Kluber’s spin rate on his fastball has dropped consistently since his Cy Young season in 2017, though it still appears to be in playable range. Most importantly, Kluber’s slider, his out pitch, is functionally the same as it has always been. In fact, as we can see from the vertical drop chart, Kluber’s slider exhibited drop more in line with its appearance with his Cy Young 2017 season.

The charts show that in a small sample size, Kluber’s stuff is largely intact.

Salary

It’s pretty hard to predict what Kluber will earn on the Free Agent market, but a 1-year deal is almost a lock. Kluber made $17.5 million in 2020, but I don’t think he’ll command that much money this offseason. MLB Trade Rumors has him pegged at 1 year/$12 million, and I think that sounds about right. A 1-year “prove-it” deal sounds like the appropriate amount of risk for both sides of any Kluber contract.

Conclusion

Corey Kluber is a high-risk, high-reward player. The risk lies in depending on Kluber to perform, so any team signing him cannot count on Kluber to be an innings eater after missing the better part of 2 seasons.
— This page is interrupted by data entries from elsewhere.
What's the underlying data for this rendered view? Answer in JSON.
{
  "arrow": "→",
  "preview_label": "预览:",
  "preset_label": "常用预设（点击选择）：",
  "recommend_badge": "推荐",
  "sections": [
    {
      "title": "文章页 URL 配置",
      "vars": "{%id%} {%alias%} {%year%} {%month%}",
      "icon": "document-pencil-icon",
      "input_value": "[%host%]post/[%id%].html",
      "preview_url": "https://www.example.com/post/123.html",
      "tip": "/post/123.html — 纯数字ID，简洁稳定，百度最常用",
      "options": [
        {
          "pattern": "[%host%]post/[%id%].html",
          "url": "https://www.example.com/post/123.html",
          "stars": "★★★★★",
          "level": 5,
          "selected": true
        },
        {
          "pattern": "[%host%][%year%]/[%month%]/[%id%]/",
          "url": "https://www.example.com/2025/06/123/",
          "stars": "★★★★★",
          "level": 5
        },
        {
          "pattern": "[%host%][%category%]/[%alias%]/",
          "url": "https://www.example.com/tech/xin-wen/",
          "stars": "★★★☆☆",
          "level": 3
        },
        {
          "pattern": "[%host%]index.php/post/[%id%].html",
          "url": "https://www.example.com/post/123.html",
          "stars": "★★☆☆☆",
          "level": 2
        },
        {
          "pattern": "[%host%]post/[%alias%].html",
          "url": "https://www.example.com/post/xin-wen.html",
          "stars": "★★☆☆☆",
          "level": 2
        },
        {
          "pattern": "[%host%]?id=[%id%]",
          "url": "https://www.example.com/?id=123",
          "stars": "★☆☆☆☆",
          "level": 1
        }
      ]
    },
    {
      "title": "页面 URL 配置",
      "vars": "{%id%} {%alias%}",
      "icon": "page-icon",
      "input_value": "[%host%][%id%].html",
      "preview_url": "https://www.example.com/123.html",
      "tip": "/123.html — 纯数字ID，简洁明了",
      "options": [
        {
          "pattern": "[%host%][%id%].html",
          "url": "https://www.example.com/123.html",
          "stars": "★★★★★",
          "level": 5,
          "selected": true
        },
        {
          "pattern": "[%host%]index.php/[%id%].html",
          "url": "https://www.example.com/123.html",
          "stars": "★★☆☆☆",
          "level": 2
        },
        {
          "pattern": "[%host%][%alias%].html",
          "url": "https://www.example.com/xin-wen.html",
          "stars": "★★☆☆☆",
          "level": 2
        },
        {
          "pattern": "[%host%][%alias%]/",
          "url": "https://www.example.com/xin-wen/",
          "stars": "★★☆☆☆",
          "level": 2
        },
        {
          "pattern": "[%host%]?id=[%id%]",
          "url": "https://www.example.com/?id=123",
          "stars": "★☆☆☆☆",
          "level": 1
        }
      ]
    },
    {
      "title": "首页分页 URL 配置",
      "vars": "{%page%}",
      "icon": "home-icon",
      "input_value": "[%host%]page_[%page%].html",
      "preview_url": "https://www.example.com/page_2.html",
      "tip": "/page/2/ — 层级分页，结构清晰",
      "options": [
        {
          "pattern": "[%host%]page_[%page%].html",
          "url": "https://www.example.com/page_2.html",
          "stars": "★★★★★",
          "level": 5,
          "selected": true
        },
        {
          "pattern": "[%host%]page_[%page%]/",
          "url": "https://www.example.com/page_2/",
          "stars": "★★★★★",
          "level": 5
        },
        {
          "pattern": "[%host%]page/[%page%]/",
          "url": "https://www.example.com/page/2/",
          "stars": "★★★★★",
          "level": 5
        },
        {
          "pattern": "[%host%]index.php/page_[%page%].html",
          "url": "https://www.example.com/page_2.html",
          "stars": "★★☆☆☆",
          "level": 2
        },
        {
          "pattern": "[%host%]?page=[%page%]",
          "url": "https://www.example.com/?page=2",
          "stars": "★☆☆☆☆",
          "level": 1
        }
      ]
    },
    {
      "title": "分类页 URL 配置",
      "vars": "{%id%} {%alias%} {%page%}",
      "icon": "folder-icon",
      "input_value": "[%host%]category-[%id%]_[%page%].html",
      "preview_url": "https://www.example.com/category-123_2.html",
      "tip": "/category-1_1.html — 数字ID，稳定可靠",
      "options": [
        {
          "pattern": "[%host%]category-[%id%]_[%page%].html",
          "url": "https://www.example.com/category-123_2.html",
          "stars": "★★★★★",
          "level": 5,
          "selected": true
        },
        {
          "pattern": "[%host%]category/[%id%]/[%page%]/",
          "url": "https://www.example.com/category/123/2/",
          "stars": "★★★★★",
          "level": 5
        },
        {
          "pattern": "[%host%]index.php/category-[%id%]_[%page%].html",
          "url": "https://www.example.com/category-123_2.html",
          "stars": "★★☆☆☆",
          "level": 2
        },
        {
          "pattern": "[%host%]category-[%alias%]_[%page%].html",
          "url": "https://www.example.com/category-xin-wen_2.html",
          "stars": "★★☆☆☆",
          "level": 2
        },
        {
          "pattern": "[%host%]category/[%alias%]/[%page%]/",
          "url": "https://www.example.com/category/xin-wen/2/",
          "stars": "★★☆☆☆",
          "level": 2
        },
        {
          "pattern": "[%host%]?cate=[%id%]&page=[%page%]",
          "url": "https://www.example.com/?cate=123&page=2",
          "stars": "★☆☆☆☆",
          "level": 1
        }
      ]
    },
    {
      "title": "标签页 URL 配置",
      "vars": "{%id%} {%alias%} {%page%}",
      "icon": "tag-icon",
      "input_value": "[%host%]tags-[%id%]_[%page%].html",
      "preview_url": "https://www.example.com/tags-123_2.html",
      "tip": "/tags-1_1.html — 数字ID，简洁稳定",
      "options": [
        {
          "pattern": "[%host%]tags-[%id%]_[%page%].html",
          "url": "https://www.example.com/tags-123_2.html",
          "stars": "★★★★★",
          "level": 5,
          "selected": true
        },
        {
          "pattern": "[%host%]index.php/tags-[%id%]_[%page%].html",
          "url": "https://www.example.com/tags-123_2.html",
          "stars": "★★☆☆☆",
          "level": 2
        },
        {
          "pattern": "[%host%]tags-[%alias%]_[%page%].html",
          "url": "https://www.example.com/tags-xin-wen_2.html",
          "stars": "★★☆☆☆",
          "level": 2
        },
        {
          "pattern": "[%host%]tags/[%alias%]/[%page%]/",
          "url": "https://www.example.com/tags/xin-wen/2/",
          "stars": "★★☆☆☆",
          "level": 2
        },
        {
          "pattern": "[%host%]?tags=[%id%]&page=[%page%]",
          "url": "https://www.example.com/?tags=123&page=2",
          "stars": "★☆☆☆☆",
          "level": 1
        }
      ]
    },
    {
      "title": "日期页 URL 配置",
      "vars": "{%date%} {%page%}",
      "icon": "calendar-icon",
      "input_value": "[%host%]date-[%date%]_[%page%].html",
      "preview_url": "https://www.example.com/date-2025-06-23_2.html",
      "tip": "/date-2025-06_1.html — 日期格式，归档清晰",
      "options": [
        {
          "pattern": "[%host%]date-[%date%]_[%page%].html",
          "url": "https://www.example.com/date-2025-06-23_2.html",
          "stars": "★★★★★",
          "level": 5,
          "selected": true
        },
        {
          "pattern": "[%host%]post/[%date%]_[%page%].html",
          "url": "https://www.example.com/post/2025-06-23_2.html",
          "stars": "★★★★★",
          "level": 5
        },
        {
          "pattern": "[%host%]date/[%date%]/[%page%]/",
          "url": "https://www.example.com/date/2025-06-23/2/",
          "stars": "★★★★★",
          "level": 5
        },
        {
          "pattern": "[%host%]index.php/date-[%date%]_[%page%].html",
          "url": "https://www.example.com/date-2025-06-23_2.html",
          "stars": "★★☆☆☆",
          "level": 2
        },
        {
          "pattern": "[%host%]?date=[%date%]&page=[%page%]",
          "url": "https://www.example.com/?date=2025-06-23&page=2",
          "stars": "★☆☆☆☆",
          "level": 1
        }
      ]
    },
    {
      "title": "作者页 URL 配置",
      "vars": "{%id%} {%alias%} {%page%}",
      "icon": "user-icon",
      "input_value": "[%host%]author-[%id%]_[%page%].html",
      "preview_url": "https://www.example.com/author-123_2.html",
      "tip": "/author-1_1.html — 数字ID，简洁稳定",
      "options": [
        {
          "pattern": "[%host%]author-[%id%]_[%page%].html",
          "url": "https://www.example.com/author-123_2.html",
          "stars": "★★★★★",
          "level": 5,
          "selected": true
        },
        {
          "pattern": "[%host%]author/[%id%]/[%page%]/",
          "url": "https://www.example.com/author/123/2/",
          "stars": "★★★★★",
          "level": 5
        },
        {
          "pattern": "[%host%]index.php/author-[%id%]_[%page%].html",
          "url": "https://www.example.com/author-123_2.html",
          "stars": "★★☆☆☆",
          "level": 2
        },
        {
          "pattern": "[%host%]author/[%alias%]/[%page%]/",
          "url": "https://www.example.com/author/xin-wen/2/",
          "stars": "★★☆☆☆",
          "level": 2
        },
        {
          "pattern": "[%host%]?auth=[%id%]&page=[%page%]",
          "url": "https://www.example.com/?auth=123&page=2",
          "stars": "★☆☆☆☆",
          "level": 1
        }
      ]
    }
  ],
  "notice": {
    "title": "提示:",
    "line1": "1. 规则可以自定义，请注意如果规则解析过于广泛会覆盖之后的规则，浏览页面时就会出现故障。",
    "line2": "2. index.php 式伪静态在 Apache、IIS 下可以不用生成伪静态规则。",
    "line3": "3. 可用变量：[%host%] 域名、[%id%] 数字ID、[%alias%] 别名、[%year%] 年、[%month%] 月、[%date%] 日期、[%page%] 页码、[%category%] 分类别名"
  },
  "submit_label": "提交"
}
However, given that his stuff seems relatively intact and his previous status as a Cy Young caliber pitcher with playoff experience, I think that Kluber should be really attractive to the Yankees.

The risk and money was too much for me to endorse signing Trevor Bauer, but I think the risk/reward profile align beautifully for a union between the Yankees and Corey Kluber. Kluber can be a veteran presence, slotting in the back of the rotation, but possibly provide performance that outstrips both his place in the rotation and his salary. At 1 year/$12 million, I’m definitely in on Kluber, and I could even be convinced to go as high as 1 year/$14 million. Kluber is a perfect fit for the 2021 Yankees.